Error: deploying service: deploying service api package: deploying service api: failed running az deployment source config-zip: exit code: 1, stdout: , stderr: WARNING: Getting scm site credentials for zip deployment
WARNING: Starting zip deployment. This operation can take a while to complete ...
WARNING: Deployment endpoint responded with status code 502
ERROR: An error occured during deployment. Status Code: 502, Details: <!DOCTYPE html PUBLIC "-//W3C//DTD XHTML 1.0 Strict//EN" "http://www.w3.org/TR/xhtml1/DTD/xhtml1-strict.dtd">
...
To Reproduce Not able to reproduce the issue.
Expected behavior
It's unclear how to handle this error in my pipeline, it looks like the error is coming from a call that azd is making to Azure. It would be great if azd had the ability to detect this 502 status and performed up to 3 retry attempts before failing the step.
Environment
Information on your environment:
* Runs from GH action workflow
* Uses image: mcr.microsoft.com/azure-dev-cli-apps:latest
* Runs command azd deploy --no-prompt
Additional context There may be other transient errors that would be appropriate to retry. While it is probably a larger scope of work it would also be nice if failed deployments could be retried as some deployments.
@karolz-ms this surfaced again and the response code was HTTP 202 so I looked at the message closer. It seems the error log was captured in kudu.
{
"Message": "An error has occurred.",
"ExceptionMessage": "No log found for 'latest'.",
"ExceptionType": "System.IO.FileNotFoundException",
"StackTrace": " at Kudu.Core.Deployment.DeploymentManager.GetLogEntries(String id) in C:\\Kudu Files\\Private\\src\\master\\Kudu.Core\\Deployment\\DeploymentManager.cs:line 98\r\n at Kudu.Services.Deployment.DeploymentController.GetLogEntry(String id) in C:\\Kudu Files\\Private\\src\\master\\Kudu.Services\\Deployment\\DeploymentController.cs:line 376"
}
@KSchlobohm 202 is a success code... are you saying azd treated it as an error?
Sorry for the confusion, when I found the HTTP 202 code I thought it was another instance of the same error. The 202 status does not seem to be related to the kudu error above.
This is an instance of a different error with the same azd deploy operation
Hmm. I have searched Kudu issues but haven't found anything that might be relevant.
@suwatch any ideas why Ken could intermittently get a ZipDeploy failure with "no log found for 'latest'" error?
Issues which are tracked here,
- Bubbling up underlying deployment errors. Should have been fixed as part of #786
- Auto-retries in Azd for transient errors before giving up.
@KSchlobohm's update offline for issue 1 above - From the logs, it looks like the azd deploy is failing because the Azure App Service we are deploying to is not ready or may not be healthy and is recovering. The recommended step is to re-run the azd deploy command.

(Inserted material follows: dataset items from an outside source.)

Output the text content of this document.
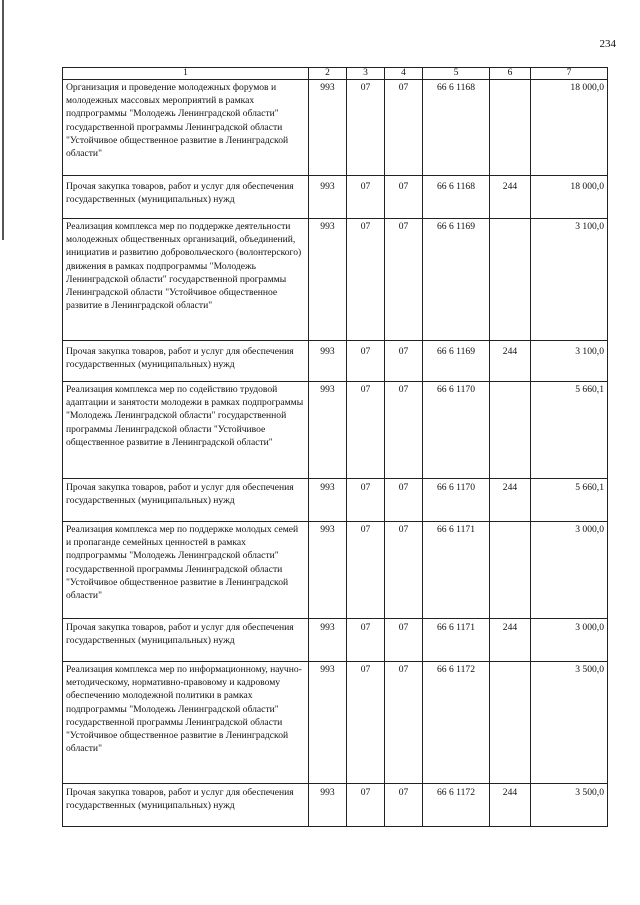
234
1	2	3	4	5	6	7
Организация и проведение молодежных форумов и молодежных массовых мероприятий в рамках подпрограммы "Молодежь Ленинградской области" государственной программы Ленинградской области "Устойчивое общественное развитие в Ленинградской области"	993	07	07	66 6 1168		18 000,0
Прочая закупка товаров, работ и услуг для обеспечения государственных (муниципальных) нужд	993	07	07	66 6 1168	244	18 000,0
Реализация комплекса мер по поддержке деятельности молодежных общественных организаций, объединений, инициатив и развитию добровольческого (волонтерского) движения в рамках подпрограммы "Молодежь Ленинградской области" государственной программы Ленинградской области "Устойчивое общественное развитие в Ленинградской области"	993	07	07	66 6 1169		3 100,0
Прочая закупка товаров, работ и услуг для обеспечения государственных (муниципальных) нужд	993	07	07	66 6 1169	244	3 100,0
Реализация комплекса мер по содействию трудовой адаптации и занятости молодежи в рамках подпрограммы "Молодежь Ленинградской области" государственной программы Ленинградской области "Устойчивое общественное развитие в Ленинградской области"	993	07	07	66 6 1170		5 660,1
Прочая закупка товаров, работ и услуг для обеспечения государственных (муниципальных) нужд	993	07	07	66 6 1170	244	5 660,1
Реализация комплекса мер по поддержке молодых семей и пропаганде семейных ценностей в рамках подпрограммы "Молодежь Ленинградской области" государственной программы Ленинградской области "Устойчивое общественное развитие в Ленинградской области"	993	07	07	66 6 1171		3 000,0
Прочая закупка товаров, работ и услуг для обеспечения государственных (муниципальных) нужд	993	07	07	66 6 1171	244	3 000,0
Реализация комплекса мер по информационному, научно-методическому, нормативно-правовому и кадровому обеспечению молодежной политики в рамках подпрограммы "Молодежь Ленинградской области" государственной программы Ленинградской области "Устойчивое общественное развитие в Ленинградской области"	993	07	07	66 6 1172		3 500,0
Прочая закупка товаров, работ и услуг для обеспечения государственных (муниципальных) нужд	993	07	07	66 6 1172	244	3 500,0
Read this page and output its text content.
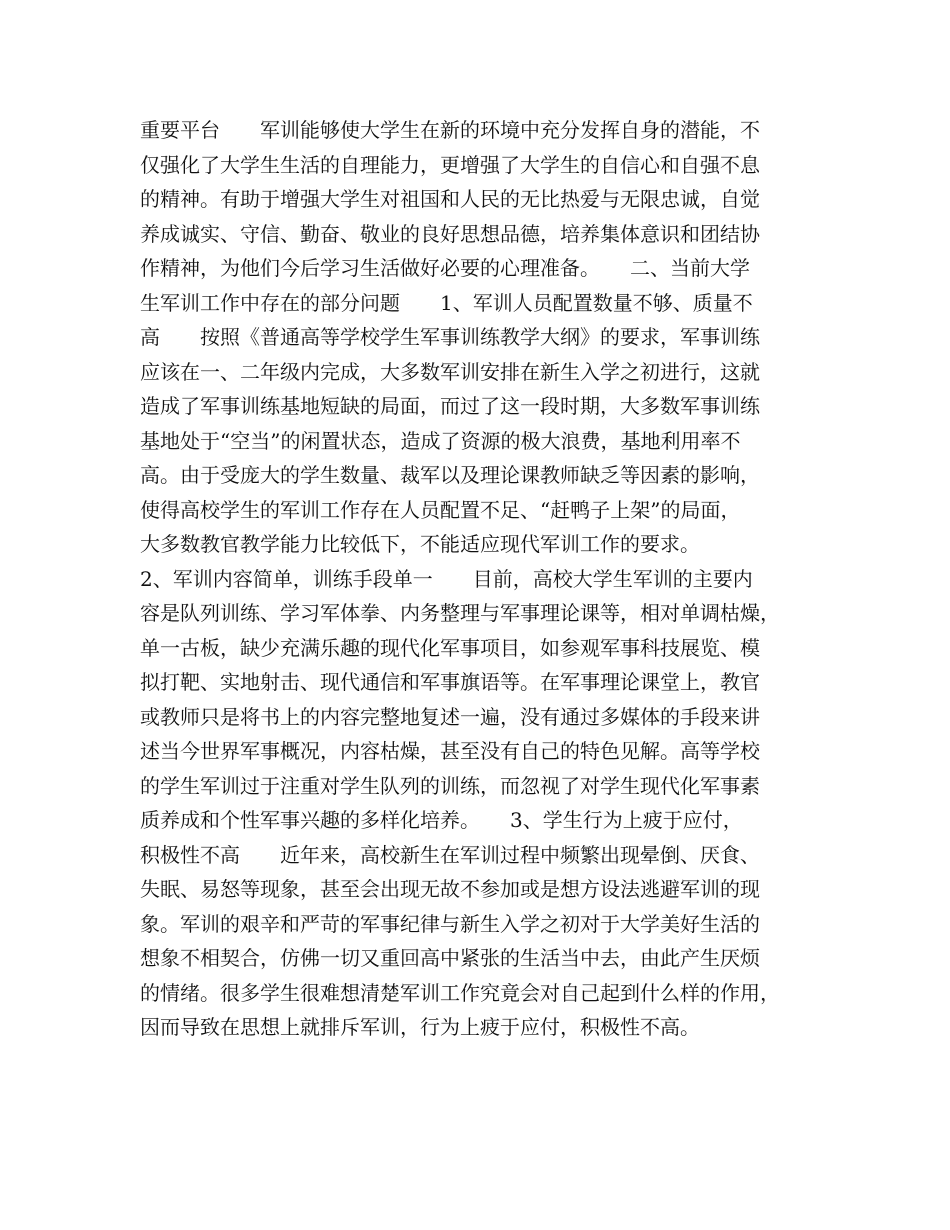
重要平台　　军训能够使大学生在新的环境中充分发挥自身的潜能，不
仅强化了大学生生活的自理能力，更增强了大学生的自信心和自强不息
的精神。有助于增强大学生对祖国和人民的无比热爱与无限忠诚，自觉
养成诚实、守信、勤奋、敬业的良好思想品德，培养集体意识和团结协
作精神，为他们今后学习生活做好必要的心理准备。　　二、当前大学
生军训工作中存在的部分问题　　1、军训人员配置数量不够、质量不
高　　按照《普通高等学校学生军事训练教学大纲》的要求，军事训练
应该在一、二年级内完成，大多数军训安排在新生入学之初进行，这就
造成了军事训练基地短缺的局面，而过了这一段时期，大多数军事训练
基地处于“空当”的闲置状态，造成了资源的极大浪费，基地利用率不
高。由于受庞大的学生数量、裁军以及理论课教师缺乏等因素的影响，
使得高校学生的军训工作存在人员配置不足、“赶鸭子上架”的局面，
大多数教官教学能力比较低下，不能适应现代军训工作的要求。
2、军训内容简单，训练手段单一　　目前，高校大学生军训的主要内
容是队列训练、学习军体拳、内务整理与军事理论课等，相对单调枯燥，
单一古板，缺少充满乐趣的现代化军事项目，如参观军事科技展览、模
拟打靶、实地射击、现代通信和军事旗语等。在军事理论课堂上，教官
或教师只是将书上的内容完整地复述一遍，没有通过多媒体的手段来讲
述当今世界军事概况，内容枯燥，甚至没有自己的特色见解。高等学校
的学生军训过于注重对学生队列的训练，而忽视了对学生现代化军事素
质养成和个性军事兴趣的多样化培养。　　3、学生行为上疲于应付，
积极性不高　　近年来，高校新生在军训过程中频繁出现晕倒、厌食、
失眠、易怒等现象，甚至会出现无故不参加或是想方设法逃避军训的现
象。军训的艰辛和严苛的军事纪律与新生入学之初对于大学美好生活的
想象不相契合，仿佛一切又重回高中紧张的生活当中去，由此产生厌烦
的情绪。很多学生很难想清楚军训工作究竟会对自己起到什么样的作用，
因而导致在思想上就排斥军训，行为上疲于应付，积极性不高。
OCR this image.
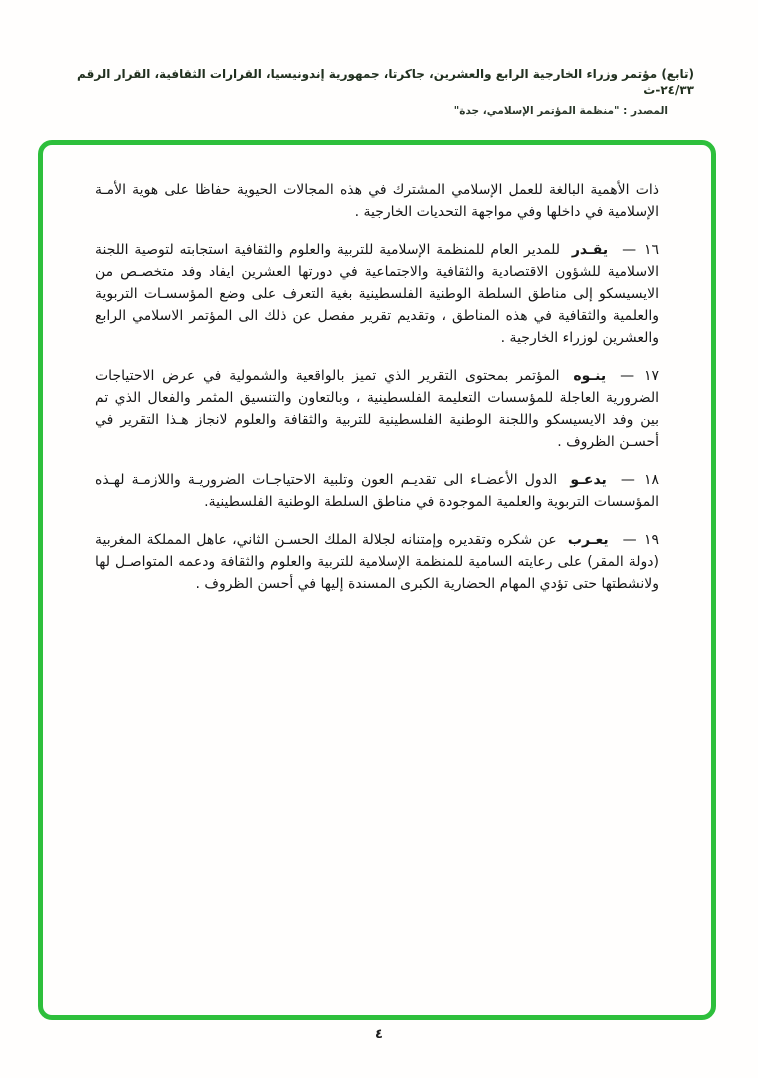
(تابع) مؤتمر وزراء الخارجية الرابع والعشرين، جاكرتا، جمهورية إندونيسيا، القرارات الثقافية، القرار الرقم ٢٤/٣٣-ث
المصدر : "منظمة المؤتمر الإسلامي، جدة"

ذات الأهمية البالغة للعمل الإسلامي المشترك في هذه المجالات الحيوية حفاظا على هوية الأمـة الإسلامية في داخلها وفي مواجهة التحديات الخارجية .

١٦ —يقـدر للمدير العام للمنظمة الإسلامية للتربية والعلوم والثقافية استجابته لتوصية اللجنة الاسلامية للشؤون الاقتصادية والثقافية والاجتماعية في دورتها العشرين ايفاد وفد متخصـص من الايسيسكو إلى مناطق السلطة الوطنية الفلسطينية بغية التعرف على وضع المؤسسـات التربوية والعلمية والثقافية في هذه المناطق ، وتقديم تقرير مفصل عن ذلك الى المؤتمر الاسلامي الرابع والعشرين لوزراء الخارجية .

١٧ —ينـوه المؤتمر بمحتوى التقرير الذي تميز بالواقعية والشمولية في عرض الاحتياجات الضرورية العاجلة للمؤسسات التعليمة الفلسطينية ، وبالتعاون والتنسيق المثمر والفعال الذي تم بين وفد الايسيسكو واللجنة الوطنية الفلسطينية للتربية والثقافة والعلوم لانجاز هـذا التقرير في أحسـن الظروف .

١٨ —يدعـو الدول الأعضـاء الى تقديـم العون وتلبية الاحتياجـات الضروريـة واللازمـة لهـذه المؤسسات التربوية والعلمية الموجودة في مناطق السلطة الوطنية الفلسطينية.

١٩ —يعـرب عن شكره وتقديره وإمتنانه لجلالة الملك الحسـن الثاني، عاهل المملكة المغربية (دولة المقر) على رعايته السامية للمنظمة الإسلامية للتربية والعلوم والثقافة ودعمه المتواصـل لها ولانشطتها حتى تؤدي المهام الحضارية الكبرى المسندة إليها في أحسن الظروف .

٤
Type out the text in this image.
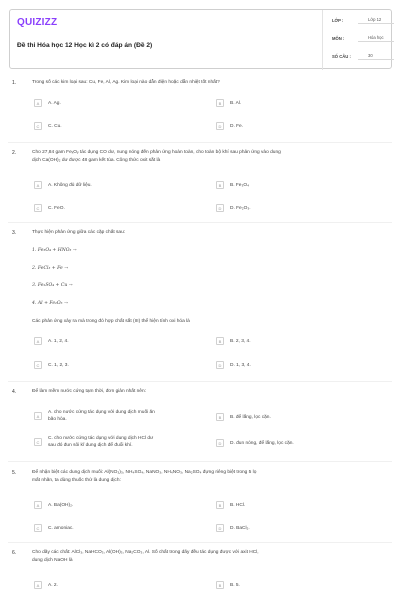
QUIZIZZ
Đề thi Hóa học 12 Học kì 2 có đáp án (Đề 2)
LỚP :	Lớp 12
MÔN :	Hóa học
SỐ CÂU :	30
1.	Trong số các kim loại sau: Cu, Fe, Al, Ag. Kim loại nào dẫn điện hoặc dẫn nhiệt tốt nhất?
A	A. Ag.	B	B. Al.
C	C. Cu.	D	D. Fe.
2.	Cho 27,84 gam FeₓOᵧ tác dụng CO dư, nung nóng đến phản ứng hoàn toàn, cho toàn bộ khí sau phản ứng vào dung
dịch Ca(OH)₂ dư được 48 gam kết tủa. Công thức oxit sắt là
A	A. Không đủ dữ liệu.	B	B. Fe₃O₄
C	C. FeO.	D	D. Fe₂O₃.
3.	Thực hiện phản ứng giữa các cặp chất sau:
1. Fe₃O₄ + HNO₃ →
2. FeCl₃ + Fe →
3. Fe₂SO₄ + Cu →
4. Al + Fe₂O₃ →
Các phản ứng xảy ra mà trong đó hợp chất sắt (III) thể hiện tính oxi hóa là
A	A. 1, 2, 4.	B	B. 2, 3, 4.
C	C. 1, 2, 3.	D	D. 1, 3, 4.
4.	Để làm mềm nước cứng tạm thời, đơn giản nhất nên:
A
A. cho nước cứng tác dụng với dung dịch muối ăn
bão hòa.	B	B. để lắng, lọc cặn.
C
C. cho nước cứng tác dụng với dung dịch HCl dư
sau đó đun sôi kĩ dung dịch để đuổi khí.	D	D. đun nóng, để lắng, lọc cặn.
5.	Để nhận biệt các dung dịch muối: Al(NO₃)₃, NH₄SO₄, NaNO₃, NH₄NO₃, Na₂SO₄ đựng riêng biệt trong 5 lọ
mất nhãn, ta dùng thuốc thử là dung dịch:
A	A. Ba(OH)₂.	B	B. HCl.
C	C. amoniac.	D	D. BaCl₂.
6.	Cho dãy các chất: AlCl₃, NaHCO₃, Al(OH)₃, Na₂CO₃, Al. Số chất trong dãy đều tác dụng được với axit HCl,
dung dịch NaOH là
A	A. 2.	B	B. 5.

Looking at the az code more, it seems like the error is indicating a problem with the POST request starting the zipdeploy. I don't think az had existing retries, and we should consider such for the new azd changes.
If you use azure core from the azure go sdk, you can take advantage of the pipelines that have all kinds of patterns built in for retries, exponential backoff, etc.
Also, if we can get an openapi spec for the service endpoint we're calling, we could generate a library that has these retries built in.
Since this issue was filed, azd has switched over to not depend on az, and we increased retries with zipdeploy submission with that should recover from temporary hiccups in app service #1051. Closing this.